To be reborn, first, you have to die.

My head was humming. That's what I remember first. The sound of billions of wings beat against the air mixed with the roar of wind rushing past my ears. The wind roared faster and closer with every second, howling and snapping at me until I couldn't distinguish one sound from another. I tried to cover my head, but my arms wouldn't move. They hung limply at my sides, flaccid and useless. Then the smell of sage, anise, and something dry filled the air.

In the distance, I could see a deep orange sun beginning to set against the mountains. Around me, the land looked as if the rocks had melted one on top of another in soft, dusty brown waves. I watched a man and a young boy standing with their backs to me at the edge of a rocky hill. As my eyes adjusted to the dimming light, I realized all around me were dozens of pillars of stone carved by the wind— the same wind that was howling wildly around me.

The boy leaned into the man, stretching onto his toes as he pointed into the distance. "Can you hear the sun whispering to her?" he asked, looking to a purple-ridged mountain far in the distance just being kissed by the setting sun. Despite the deafening noise, I could hear them clearly. They seemed either unconcerned or untouched by the storm. The man turned to him and smiled.

"The sun is whispering to the mountain?" he asked. The boy nodded. "What is he whispering to her?"

"He's asking her to run away into the sky with him," the boy whispered back. "But she can't because she's part of the earth. So the sun comes back to visit her every day."

As the boy squatted, dust blew fiercely into my eyes. I strained my arms, willing them to move. Instinct screamed at me to run, but I was rooted to the ground.

As the wind's howling slowly diminished, the buzzing retook its place. The man and boy disappeared along with the stone pillars. Wind and dust spun around me, whipping across my face, and I panicked. I still couldn't move. The buzzing intensified, and I felt tiny iridescent wings fluttering around me... wings, tens of millions of wings brushing my skin. I wanted to run. I needed to run.

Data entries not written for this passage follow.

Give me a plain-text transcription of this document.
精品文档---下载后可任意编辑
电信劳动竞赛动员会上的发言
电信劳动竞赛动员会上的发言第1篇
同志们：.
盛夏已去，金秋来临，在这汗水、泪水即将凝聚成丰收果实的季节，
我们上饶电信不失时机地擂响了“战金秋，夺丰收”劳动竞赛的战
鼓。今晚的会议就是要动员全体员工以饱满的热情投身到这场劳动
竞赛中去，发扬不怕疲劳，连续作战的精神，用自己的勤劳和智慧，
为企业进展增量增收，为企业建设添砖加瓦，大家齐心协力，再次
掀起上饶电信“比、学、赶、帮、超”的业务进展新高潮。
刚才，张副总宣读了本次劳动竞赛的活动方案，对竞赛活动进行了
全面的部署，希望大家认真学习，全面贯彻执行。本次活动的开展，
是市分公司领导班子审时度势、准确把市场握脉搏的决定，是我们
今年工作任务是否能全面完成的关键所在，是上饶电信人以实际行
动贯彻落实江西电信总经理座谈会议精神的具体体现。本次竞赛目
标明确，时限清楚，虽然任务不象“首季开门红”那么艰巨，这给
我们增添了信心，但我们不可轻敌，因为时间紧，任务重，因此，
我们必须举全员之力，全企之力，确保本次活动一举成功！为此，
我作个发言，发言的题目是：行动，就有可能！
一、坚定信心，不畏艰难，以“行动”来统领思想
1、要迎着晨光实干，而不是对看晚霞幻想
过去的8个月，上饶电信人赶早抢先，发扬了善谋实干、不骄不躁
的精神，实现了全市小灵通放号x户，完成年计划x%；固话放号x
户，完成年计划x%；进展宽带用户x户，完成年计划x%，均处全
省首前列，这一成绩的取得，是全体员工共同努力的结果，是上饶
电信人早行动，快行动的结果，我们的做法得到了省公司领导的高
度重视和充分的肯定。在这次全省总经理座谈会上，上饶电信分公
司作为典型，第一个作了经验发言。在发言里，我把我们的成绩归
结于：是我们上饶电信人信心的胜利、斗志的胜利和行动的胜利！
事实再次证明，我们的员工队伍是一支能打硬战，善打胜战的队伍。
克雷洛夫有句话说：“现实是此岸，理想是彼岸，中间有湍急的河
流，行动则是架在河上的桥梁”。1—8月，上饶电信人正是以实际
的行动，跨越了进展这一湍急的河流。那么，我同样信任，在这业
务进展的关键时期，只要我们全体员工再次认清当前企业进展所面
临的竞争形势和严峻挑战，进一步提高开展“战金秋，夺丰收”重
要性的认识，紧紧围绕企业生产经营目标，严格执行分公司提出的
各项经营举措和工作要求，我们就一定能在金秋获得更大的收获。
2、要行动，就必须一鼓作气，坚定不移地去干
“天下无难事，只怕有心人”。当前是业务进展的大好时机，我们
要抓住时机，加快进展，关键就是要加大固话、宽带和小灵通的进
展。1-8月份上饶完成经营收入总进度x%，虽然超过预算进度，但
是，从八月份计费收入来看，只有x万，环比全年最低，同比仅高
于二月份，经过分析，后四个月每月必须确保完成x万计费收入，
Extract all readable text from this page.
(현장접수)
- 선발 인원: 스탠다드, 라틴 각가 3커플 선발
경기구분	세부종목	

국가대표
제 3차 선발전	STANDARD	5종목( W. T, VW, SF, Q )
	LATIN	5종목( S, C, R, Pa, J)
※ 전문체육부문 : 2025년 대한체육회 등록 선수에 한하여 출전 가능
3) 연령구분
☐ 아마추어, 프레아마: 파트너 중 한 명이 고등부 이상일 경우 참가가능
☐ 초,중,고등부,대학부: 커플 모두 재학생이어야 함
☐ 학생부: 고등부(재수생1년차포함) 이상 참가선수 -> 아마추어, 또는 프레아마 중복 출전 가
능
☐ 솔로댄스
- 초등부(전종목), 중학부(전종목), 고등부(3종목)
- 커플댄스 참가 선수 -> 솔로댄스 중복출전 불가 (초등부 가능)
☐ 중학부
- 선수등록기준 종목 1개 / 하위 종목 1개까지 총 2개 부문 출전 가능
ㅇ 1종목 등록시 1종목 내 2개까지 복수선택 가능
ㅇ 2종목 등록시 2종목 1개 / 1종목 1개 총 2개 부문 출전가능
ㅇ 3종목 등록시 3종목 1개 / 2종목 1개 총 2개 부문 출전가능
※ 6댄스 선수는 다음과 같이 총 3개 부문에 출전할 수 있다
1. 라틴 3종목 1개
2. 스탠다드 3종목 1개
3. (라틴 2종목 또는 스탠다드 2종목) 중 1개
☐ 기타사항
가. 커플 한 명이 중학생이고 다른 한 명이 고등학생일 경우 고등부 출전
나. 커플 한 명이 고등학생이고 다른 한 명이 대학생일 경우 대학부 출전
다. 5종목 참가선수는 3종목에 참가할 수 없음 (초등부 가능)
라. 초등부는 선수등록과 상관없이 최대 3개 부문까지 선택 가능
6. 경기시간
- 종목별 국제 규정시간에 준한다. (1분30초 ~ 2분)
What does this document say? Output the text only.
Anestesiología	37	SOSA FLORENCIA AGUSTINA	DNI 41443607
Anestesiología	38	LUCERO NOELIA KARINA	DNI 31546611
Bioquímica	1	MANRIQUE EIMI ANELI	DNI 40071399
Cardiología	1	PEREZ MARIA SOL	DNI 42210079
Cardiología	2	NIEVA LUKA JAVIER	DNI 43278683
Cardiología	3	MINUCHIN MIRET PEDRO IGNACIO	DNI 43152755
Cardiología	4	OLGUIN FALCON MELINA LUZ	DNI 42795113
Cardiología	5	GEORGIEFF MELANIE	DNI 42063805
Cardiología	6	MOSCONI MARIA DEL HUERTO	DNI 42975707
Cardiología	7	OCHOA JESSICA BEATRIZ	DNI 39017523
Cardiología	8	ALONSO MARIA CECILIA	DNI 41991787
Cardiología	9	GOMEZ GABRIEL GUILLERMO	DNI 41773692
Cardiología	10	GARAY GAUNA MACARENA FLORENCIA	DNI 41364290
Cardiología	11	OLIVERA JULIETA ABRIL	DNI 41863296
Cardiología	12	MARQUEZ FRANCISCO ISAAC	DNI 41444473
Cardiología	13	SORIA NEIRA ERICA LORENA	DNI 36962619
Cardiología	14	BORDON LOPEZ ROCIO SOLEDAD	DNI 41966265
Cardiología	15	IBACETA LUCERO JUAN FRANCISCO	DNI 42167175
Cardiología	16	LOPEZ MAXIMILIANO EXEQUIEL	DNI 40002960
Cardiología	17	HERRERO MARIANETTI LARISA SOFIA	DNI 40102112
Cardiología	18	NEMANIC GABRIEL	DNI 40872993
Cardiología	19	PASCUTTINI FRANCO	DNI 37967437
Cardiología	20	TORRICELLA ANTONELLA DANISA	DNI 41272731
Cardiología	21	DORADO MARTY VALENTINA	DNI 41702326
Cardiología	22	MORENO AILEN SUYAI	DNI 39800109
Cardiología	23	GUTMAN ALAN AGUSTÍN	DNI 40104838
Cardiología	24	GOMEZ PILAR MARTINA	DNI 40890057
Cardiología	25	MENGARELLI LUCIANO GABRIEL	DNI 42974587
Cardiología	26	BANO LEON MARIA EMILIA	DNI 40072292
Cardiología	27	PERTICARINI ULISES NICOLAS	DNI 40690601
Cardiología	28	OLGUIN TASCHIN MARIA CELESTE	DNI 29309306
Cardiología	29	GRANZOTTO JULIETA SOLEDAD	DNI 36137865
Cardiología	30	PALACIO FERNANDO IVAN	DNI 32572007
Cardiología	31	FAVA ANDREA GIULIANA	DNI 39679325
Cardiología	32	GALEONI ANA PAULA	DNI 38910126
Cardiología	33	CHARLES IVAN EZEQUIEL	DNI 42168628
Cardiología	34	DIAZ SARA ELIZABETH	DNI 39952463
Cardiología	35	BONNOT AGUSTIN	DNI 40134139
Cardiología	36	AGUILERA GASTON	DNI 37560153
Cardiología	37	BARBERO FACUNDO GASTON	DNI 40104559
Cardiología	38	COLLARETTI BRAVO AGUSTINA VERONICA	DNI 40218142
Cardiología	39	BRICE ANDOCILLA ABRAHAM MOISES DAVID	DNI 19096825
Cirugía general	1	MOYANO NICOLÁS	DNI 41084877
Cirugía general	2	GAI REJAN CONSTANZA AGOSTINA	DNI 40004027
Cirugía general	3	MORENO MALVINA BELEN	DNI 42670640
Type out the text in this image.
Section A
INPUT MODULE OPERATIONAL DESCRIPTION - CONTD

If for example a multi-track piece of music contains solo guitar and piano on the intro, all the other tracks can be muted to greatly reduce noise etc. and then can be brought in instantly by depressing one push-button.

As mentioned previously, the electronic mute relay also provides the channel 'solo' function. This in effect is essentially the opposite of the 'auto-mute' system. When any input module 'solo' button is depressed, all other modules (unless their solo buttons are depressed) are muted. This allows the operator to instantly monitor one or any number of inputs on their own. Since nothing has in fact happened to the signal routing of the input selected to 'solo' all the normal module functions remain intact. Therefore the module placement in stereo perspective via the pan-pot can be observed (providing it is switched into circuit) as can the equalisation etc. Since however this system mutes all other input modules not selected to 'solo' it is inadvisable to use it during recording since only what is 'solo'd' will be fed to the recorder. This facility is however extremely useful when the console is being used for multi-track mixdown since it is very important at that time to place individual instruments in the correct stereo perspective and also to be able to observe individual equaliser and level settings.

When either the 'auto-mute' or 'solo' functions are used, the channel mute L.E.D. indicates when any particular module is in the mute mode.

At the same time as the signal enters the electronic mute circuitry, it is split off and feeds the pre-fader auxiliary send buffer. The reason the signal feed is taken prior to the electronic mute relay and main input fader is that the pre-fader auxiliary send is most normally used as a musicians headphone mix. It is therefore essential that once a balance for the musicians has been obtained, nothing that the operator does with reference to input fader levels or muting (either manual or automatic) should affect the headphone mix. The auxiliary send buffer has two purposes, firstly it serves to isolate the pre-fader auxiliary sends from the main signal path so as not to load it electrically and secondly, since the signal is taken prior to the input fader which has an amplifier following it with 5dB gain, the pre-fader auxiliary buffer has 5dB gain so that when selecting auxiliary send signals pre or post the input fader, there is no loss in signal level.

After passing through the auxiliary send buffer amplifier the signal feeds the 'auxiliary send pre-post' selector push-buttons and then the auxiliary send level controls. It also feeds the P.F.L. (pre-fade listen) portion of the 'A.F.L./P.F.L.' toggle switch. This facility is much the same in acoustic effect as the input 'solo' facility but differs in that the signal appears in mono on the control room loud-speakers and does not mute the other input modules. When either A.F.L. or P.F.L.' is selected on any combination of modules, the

Suddenly there was silence.

My skin felt warm as if I'd been bathing in the sun. I could smell something burning faintly, like metal and electricity. Resting on my back, I felt something hard and cold beneath me.

I stayed with my eyes closed for a few more moments, my heart still pounding from the storm and howling winds. Eventually, I opened my eyes. A pair of dark eyes met mine as the man leaned over me. He had his hands wrapped around each of my shoulders.